Other types of imported covers are distributed from trading companies to manufacturer
wholesalers (brand owners) or department stores.
Japanese-made table cloths, napkins and other types of table linens, which mainly
consist of practical use items without high fashion appeal, are mostly distributed
from manufacturer wholesaler to fabric wholesaler and finally to department
stores and mass merchandisers. Imports are usually handled by general trading
companies or specialty trading companies before being distributed to manufacturer
wholesalers, department stores, etc. Towels and other types of toilet linen
and kitchen linen are sold through department stores and mass merchandisers,
although specialty stores and bedding stores also account for a fairly large
share of sales. Imported oshibori towels and other commercial use
towels are distributed through linen supply channels, while other items pass
through the same channels as table linens. In recent years there has been an
increase in direct imports from overseas manufacturers by manufacturer wholesalers,
mass merchandisers and department stores, although the incidence remains comparatively
small.
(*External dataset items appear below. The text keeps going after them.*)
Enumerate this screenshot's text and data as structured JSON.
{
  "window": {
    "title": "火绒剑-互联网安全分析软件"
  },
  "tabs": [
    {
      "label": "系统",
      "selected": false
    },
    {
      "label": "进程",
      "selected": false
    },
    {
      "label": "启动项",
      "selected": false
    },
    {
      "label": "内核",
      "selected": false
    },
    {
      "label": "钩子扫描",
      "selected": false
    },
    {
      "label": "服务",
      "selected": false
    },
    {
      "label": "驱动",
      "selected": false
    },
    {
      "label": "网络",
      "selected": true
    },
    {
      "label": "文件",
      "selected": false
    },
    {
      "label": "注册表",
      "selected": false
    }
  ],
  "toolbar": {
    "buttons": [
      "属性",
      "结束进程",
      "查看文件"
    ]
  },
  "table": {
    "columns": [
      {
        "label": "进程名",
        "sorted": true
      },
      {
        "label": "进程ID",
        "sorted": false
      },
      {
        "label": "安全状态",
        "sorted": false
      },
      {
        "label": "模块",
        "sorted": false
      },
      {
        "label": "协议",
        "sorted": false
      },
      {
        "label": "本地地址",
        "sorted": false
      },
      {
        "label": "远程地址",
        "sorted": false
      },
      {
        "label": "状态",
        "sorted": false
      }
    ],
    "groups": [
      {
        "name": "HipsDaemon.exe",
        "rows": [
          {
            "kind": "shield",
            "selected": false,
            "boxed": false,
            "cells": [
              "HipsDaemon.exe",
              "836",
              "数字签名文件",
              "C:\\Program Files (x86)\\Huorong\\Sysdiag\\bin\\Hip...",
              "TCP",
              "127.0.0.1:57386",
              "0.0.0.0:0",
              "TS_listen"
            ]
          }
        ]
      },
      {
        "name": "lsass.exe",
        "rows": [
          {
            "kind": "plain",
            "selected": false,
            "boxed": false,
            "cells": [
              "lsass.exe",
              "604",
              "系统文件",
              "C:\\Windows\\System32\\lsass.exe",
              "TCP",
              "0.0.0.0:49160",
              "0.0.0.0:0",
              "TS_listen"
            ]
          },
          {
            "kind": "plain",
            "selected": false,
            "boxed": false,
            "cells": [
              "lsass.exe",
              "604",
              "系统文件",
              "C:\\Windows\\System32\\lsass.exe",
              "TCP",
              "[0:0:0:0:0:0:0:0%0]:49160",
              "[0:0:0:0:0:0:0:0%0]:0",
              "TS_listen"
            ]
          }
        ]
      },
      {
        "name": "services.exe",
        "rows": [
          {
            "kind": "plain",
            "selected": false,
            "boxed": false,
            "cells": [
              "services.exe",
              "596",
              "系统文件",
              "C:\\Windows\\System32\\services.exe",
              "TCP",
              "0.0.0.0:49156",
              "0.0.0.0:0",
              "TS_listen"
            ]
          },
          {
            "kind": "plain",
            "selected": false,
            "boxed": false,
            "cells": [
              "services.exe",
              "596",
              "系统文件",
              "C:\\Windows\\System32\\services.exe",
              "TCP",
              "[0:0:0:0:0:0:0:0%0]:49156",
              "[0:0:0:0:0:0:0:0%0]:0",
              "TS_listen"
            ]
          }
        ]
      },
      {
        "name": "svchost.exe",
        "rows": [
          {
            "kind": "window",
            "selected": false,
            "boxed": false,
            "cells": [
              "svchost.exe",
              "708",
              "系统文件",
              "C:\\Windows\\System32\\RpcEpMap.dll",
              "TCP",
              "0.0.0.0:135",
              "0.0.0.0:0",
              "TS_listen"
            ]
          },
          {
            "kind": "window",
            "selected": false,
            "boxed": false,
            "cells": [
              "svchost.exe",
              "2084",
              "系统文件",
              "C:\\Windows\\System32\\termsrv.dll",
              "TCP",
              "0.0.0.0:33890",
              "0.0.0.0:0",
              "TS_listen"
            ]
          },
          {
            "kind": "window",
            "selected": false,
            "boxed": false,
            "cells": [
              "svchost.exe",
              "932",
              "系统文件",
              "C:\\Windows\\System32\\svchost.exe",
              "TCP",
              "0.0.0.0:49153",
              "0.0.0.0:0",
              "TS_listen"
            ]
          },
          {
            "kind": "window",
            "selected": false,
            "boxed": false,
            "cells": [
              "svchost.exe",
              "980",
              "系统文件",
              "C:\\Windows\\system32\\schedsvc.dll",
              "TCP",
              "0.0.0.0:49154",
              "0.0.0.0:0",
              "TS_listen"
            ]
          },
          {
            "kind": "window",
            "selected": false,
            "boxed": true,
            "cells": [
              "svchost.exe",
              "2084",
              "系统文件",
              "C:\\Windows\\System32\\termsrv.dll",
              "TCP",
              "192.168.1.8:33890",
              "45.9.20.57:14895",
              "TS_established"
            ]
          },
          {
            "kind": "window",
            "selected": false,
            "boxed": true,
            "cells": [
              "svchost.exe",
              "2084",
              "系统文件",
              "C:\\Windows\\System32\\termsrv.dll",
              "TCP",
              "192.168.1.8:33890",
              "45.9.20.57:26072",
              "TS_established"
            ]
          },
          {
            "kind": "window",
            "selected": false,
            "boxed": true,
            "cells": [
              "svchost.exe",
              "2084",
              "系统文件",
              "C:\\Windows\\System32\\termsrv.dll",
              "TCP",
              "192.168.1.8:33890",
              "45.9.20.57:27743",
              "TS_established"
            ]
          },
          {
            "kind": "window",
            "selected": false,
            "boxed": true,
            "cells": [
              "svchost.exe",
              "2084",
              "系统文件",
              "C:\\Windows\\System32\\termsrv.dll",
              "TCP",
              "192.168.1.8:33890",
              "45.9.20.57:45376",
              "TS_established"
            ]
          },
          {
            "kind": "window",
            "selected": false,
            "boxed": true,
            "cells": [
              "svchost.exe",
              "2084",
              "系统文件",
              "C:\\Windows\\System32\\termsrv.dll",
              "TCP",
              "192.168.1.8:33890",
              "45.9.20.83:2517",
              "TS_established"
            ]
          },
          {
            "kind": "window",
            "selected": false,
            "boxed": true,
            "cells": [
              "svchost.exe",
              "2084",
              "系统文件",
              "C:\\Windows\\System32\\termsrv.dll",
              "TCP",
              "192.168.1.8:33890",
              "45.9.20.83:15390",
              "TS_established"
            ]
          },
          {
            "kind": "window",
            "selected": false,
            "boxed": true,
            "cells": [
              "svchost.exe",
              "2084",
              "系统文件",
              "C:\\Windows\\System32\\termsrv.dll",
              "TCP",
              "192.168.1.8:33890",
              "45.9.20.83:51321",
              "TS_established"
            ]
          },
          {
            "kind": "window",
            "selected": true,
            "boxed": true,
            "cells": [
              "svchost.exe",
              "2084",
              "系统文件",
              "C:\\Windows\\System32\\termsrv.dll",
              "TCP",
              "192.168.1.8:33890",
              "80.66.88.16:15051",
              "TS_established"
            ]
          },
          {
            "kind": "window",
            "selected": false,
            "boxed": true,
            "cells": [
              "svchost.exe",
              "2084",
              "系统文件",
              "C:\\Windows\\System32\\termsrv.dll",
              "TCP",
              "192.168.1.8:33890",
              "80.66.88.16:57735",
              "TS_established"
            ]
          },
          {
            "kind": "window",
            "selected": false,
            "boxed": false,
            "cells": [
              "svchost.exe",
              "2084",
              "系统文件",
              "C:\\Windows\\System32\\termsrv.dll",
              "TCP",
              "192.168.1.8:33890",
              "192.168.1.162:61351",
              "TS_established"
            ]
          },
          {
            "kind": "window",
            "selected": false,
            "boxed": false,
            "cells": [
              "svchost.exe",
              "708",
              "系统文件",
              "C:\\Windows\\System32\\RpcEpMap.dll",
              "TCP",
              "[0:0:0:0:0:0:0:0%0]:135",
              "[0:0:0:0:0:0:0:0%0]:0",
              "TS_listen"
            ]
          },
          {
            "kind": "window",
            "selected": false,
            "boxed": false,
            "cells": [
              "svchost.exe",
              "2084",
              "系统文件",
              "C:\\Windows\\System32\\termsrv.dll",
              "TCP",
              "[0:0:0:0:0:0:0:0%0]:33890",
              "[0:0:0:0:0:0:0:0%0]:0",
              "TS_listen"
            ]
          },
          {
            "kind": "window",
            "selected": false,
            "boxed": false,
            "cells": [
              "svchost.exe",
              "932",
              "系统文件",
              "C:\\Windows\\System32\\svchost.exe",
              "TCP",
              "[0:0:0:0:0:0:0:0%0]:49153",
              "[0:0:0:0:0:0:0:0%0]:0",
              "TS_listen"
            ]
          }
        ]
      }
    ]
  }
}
There has also been an increase in mail-order sales by department stores
and mail order houses.
Key Considerations for entering the Japanese market
Home textiles from the West are imported through general trading companies and
specialty textile trading companies, and then are distributed via wholesalers
and dealer agents to department stores, specialty stores and other outlets.
Many domestic brand makers serve as importer agents for foreign brand names,
and they distribute through the same channels as their own products. Department
stores and mass merchandisers increasingly import direct from abroad or bring
in development imports for sale under private brand labels.